Bank of Korea (BOK) in Seoul, December 28, 2024.
Kim Jae-Hwan | Light racket | Getty Images
The threat posed to South Korea's economy by political turmoil may subside within six months, but external pressure from possible tariffs on the country's exports to the U.S. is “troublesome,” a key Bank of Korea official said.
“We have already had two presidential impeachments, and in both cases the political turmoil and uncertainty subsided within three to six months,” Soohyung Lee, a member of the Bank of Korea's Monetary Policy Council, said Thursday on CNBC's “Squawk Box Asia“
It's possible that the political turmoil won't have that big of an impact on the country's economy, but the risk of a downside caused by external factors is more worrying, Lee said.
The potential tariffs proposed by U.S. President-elect Donald Trump “put a lot of pressure or perceived pressure on export-oriented countries, including South Korea,” Lee said.
Tariffs would not only hit South Korea's exports, but could also reintroduce inflationary forces into the U.S. economy, which could keep U.S. interest rates high and the dollar strong, which in turn would impact the Korean won.

Lee acknowledged that along with the potential depreciation of the Chinese yuan, these factors could further weaken the South Korean won, which could increase volatility in the country's financial markets.
The won was last trading at 1,466.48 against the US dollar, near 15-year lows it hit in December 2024.
Although the BOK has policy tools such as “foreign exchange reserves and coordination with government agencies such as the Ministry of Finance,” Lee emphasized that “the valuation of the Korean won is determined by the market” and the BOK does not have a specific target level for the forex rate.
Government agencies will step in only to “reduce volatility if needed,” Lee said.
A confluence of internal and external stresses on South Korea's economy led to the country's Ministry of Economy and Finance forecast the country's gross domestic product growth in 2025 will be 1.8% compared to 2.1% forecast for 2024.
BOK in November lowered its forecast for 2025 to 1.9% from 2.1%
To stimulate domestic demand, the Ministry of Finance will do this extend tax exemptions for expenses in the first half of 2025 and introduce incentives for companies to increase wages, Reuters reported.
But for the BOK, “the main concerns will be the inflation rate and financial stability,” Lee said, and “not so much economic growth per se if these three goals are at odds with each other.”
BOK unexpectedly lowered its reference rate by 25 basis points to 3% in November.
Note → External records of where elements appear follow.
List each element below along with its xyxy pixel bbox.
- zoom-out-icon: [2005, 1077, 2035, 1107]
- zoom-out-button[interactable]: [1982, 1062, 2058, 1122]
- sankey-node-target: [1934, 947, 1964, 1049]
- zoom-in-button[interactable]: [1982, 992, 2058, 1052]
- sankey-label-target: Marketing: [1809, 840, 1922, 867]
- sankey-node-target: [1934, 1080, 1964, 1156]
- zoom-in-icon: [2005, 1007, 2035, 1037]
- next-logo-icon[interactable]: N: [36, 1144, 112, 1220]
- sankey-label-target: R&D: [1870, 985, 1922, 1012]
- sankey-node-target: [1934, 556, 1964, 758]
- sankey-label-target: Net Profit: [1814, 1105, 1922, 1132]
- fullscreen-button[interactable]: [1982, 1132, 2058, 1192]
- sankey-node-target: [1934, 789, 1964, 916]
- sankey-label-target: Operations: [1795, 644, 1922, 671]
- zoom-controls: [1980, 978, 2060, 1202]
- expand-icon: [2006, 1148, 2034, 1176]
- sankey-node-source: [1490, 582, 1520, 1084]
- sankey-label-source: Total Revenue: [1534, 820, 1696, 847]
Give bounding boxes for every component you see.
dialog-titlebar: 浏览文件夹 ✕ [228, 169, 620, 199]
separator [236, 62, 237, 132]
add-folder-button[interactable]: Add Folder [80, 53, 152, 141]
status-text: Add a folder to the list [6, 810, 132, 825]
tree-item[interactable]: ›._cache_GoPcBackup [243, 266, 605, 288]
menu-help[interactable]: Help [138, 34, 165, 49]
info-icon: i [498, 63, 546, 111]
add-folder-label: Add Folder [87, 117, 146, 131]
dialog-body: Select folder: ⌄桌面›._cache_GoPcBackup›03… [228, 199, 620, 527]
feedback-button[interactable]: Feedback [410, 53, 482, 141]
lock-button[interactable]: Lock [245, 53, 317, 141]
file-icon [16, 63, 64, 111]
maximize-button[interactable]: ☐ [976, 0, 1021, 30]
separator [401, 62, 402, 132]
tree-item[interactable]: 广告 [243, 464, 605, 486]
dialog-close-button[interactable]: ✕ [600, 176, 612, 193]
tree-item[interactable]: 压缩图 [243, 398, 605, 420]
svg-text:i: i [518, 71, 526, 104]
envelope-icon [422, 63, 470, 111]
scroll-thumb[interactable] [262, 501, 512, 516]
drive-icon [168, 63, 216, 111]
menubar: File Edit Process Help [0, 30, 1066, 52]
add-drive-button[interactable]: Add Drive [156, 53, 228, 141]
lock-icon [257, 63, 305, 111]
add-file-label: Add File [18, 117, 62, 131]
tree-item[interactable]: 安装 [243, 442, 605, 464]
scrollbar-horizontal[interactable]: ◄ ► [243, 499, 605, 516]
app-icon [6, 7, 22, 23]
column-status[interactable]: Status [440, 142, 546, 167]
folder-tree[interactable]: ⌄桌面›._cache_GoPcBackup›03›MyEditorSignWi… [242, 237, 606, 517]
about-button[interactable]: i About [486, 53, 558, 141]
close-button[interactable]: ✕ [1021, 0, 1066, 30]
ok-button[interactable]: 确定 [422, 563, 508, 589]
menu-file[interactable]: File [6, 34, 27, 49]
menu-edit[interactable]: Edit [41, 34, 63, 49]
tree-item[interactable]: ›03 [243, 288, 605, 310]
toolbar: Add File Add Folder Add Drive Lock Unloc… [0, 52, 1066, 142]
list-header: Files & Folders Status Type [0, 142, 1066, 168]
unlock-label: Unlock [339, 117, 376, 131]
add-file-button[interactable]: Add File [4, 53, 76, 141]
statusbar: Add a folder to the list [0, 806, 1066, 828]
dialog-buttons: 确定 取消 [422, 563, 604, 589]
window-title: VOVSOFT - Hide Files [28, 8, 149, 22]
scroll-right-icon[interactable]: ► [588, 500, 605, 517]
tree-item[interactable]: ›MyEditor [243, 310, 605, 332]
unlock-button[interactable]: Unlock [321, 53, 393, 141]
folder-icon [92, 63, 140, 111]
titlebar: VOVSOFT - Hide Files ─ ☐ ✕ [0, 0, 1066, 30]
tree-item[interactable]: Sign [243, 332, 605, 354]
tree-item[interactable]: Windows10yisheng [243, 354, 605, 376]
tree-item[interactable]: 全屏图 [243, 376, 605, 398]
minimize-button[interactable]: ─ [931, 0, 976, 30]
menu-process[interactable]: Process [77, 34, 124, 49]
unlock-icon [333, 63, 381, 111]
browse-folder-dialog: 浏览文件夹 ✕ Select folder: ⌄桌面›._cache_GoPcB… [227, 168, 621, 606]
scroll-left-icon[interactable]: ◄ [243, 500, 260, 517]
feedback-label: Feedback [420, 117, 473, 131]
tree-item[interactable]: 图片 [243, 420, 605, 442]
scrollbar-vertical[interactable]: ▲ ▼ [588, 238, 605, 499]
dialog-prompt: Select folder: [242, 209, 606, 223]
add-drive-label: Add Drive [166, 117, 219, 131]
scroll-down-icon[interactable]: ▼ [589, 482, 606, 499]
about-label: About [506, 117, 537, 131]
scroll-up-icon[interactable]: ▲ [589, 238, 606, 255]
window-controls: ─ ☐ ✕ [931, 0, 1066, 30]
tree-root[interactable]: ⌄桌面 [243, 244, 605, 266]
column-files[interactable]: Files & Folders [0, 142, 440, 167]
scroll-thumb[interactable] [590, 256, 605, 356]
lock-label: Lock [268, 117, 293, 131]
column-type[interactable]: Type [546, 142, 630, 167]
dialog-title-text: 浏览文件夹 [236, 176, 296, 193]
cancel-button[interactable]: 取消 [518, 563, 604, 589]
The move came after 25 basis points discount in Octobermeaning this is the first time since 2009 that the country's central bank has cut interest rates in two consecutive meetings.
South Korea inflation rate in November increased to 1.5% year on year. It was below the 1.7% expected by economists in a Reuters poll, but still up from the 1.3% gain in the previous month.
“We've had pretty strong evidence of a healthy economy over the last 20 years, so I'm cautiously optimistic about economic conditions,” Lee said.
— CNBC's Lim Hui Jie contributed to this report.